= G.V. Series =

Series of historical Afro-Cuban gramophone records

A G.V. Series (G.V.116) recording of the 1941 songs "El estagiario / Mi refugio" by Argentine Carlos Di Sarli y su Orquesta típica. Thousands of such records were sent to colonial Africa in the 1940s, sparking the creation of new musical styles across the continent.

The G.V. Series (perhaps for Grabación Victor) were a series of 10 inch 78 rpm Gramophone records produced in Europe and the United States from 1933 to 1958, and exported (or repressed on site) to colonial Tropical Africa. They are credited with introducing Afro-Cuban music into modern African popular culture. The resulting re-interpretations influenced the creation of several genres of African popular music.

==The Series==
Over 250 titles (double sided records) were produced in the G.V. Series. The records were launched by the British EMI company's His Master's Voice label in 1933, in part because of shrinking demand during the Great Depression. In the 1940s, His Master's Voice reached agreement with other companies, such as RCA Victor to share the royalties of their artists in the production of G.V. Series recordings. Thereafter local distributors were able to request, or press themselves, any of the back catalog of these companies for relatively low cost in Africa, making the records affordable to African listeners for the first time.

At the same time in West Africa (what became Nigeria and Ghana, specifically) EMI was recording and releasing Sakara, Juju and Apala music on 78 rpm discs in the Parlophone B, His Master's Voice JL, His Master's Voice JZ and Decca WA/GWA/NGA series (1947–52), as well as His Master's Voice owned local labels, such as Ghana's Taymani Special.
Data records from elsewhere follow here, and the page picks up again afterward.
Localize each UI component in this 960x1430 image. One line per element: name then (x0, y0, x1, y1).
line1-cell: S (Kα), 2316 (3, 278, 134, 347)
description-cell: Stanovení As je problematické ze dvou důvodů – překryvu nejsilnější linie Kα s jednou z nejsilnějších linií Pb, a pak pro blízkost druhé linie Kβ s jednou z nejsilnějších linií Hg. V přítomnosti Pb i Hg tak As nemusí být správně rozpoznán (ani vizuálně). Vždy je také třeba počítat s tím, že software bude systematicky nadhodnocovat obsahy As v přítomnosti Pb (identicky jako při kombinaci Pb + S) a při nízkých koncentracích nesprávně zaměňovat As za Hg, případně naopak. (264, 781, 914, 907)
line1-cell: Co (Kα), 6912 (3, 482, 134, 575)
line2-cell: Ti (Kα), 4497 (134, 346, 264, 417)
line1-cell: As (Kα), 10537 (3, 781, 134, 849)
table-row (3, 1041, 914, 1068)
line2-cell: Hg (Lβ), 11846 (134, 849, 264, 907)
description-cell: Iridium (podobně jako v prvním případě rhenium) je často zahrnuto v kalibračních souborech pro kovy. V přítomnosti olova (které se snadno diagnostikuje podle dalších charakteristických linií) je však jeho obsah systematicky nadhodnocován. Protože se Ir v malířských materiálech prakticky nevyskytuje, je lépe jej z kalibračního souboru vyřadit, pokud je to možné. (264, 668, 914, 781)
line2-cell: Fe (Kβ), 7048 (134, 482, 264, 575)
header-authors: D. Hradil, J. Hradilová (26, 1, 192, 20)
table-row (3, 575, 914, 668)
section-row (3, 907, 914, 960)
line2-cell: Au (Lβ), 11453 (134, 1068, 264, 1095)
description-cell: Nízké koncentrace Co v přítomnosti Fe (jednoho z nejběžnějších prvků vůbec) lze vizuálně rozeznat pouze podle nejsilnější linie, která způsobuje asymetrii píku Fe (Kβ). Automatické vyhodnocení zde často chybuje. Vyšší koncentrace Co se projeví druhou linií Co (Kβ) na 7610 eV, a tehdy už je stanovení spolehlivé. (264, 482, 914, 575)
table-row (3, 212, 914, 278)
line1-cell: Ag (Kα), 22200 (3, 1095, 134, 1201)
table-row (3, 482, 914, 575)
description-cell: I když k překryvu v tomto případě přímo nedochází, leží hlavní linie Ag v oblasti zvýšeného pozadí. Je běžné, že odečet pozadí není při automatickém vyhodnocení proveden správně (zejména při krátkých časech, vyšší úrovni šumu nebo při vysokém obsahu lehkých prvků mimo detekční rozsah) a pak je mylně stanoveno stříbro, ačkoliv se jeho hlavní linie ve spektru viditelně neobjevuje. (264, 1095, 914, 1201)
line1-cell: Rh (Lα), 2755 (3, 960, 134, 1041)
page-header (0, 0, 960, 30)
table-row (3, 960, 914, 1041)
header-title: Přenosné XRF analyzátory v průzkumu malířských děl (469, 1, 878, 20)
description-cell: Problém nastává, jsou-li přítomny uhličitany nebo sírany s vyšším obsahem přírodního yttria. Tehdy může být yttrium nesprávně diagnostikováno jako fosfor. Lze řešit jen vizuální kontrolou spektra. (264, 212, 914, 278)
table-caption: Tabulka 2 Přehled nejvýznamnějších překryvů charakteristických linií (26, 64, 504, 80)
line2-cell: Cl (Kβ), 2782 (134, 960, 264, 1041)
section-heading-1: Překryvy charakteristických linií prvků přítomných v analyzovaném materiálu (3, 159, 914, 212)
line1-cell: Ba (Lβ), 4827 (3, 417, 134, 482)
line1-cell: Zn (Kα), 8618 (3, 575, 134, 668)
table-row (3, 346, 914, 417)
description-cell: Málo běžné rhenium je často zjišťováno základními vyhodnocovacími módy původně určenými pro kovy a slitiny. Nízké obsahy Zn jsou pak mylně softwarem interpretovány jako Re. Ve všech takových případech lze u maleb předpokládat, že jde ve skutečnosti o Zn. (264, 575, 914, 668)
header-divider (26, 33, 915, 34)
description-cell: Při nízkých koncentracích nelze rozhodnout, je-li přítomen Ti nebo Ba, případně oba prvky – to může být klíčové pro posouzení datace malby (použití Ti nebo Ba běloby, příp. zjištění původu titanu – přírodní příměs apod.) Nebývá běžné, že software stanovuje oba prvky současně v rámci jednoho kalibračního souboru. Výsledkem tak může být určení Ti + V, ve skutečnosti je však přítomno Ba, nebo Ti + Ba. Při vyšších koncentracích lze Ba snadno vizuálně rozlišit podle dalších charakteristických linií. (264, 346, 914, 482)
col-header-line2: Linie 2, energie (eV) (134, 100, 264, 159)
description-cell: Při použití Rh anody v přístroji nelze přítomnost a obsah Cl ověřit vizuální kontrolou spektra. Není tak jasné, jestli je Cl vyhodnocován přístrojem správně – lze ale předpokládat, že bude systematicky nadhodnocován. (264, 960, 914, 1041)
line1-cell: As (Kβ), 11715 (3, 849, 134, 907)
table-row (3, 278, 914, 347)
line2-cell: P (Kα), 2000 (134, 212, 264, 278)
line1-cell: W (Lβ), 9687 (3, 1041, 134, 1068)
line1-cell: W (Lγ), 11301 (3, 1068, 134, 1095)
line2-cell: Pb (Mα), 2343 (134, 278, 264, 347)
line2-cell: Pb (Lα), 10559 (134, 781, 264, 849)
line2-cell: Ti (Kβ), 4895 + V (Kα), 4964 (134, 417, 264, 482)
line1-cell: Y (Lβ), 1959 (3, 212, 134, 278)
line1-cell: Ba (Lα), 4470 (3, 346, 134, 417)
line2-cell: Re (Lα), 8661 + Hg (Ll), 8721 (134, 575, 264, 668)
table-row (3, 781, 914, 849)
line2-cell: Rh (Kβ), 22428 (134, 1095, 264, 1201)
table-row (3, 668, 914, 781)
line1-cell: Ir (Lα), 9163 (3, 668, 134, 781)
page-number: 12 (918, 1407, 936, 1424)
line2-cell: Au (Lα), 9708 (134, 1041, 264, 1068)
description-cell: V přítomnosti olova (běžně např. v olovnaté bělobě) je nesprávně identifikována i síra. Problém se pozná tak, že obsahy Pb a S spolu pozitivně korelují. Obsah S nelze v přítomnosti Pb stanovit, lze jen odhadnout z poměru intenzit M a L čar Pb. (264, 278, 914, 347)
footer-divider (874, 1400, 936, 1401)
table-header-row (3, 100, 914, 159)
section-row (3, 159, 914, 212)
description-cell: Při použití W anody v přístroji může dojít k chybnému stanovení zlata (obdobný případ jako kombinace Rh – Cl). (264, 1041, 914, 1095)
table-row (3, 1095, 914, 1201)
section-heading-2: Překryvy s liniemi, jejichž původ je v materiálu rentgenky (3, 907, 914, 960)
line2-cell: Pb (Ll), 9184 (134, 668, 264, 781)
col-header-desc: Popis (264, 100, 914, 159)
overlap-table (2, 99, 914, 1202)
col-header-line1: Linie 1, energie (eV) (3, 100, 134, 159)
While there were also domestic record producers beginning to appear in Anglophone West Africa, Francophone Central African music was based on the twin poles of small domestic labels of the 1940s and 50s, and the Latin music supplied by the G.V. Series records and later competitors from Pathé Marconi and Decca. Anglophone West Africa also had twin advantages of having had access to domestic recording and the distribution across West Africa of these recordings by the His Master's Voice owned Zonophone label of African music from 1928.

==Cuban music in Africa==
While the G.V. Series drew on a wide back catalogue of music, they are best known as the first exposure many Africans had to Afro-Cuban music (specifically Son and Son montuno). Some musicians of the era still refer to these songs not by the Spanish language titles but by the G.V. numbers of their records.

Nine initial G.V. records were released in 1933, drawn from EMI's back catalogue of '"general ethnic" or "Spanish" recordings, with G.V. 1 being "The Peanut Vendor" by Don Azpiazu & his Havana Casino Orchestra, recorded New York City, 13 May 1930. Of particular note were Cuban artists such as Son combo Sexteto Habanero, Trio Matamoros, Don Azpiazú, Abelardo Valdés, Antonio Machin, as well as big band leader Xavier Cugat, originally recorded in the United States for the American market.

These records spawned some of the most successful modern musical styles West Africa, Central Africa, and East Africa. The most notable of these styles is Congolese Rumba ("Soukous") which developed in Leopoldville, Belgian Congo (modern Kinshasa, DRC) in the 1940s and 50s. The guitar styles of Highlife music in British colonial West Africa were also highly influenced by these records, as were the stylings of the Dakar sound in Senegal. African guitar playing in general, and the electric guitar in particular, was popularised in part by the music distributed in the G.V. Series records. The music of East Africa was also influenced by the G.V. series, sold through East African Music Stores in Nairobi as its agents in Lourenço Marques and Dar-es-Salaam. But here too, the Cuban musics of the G.V. series quickly had to complete with domestic music produced by EMI and specialist labels like Odeon Swahili.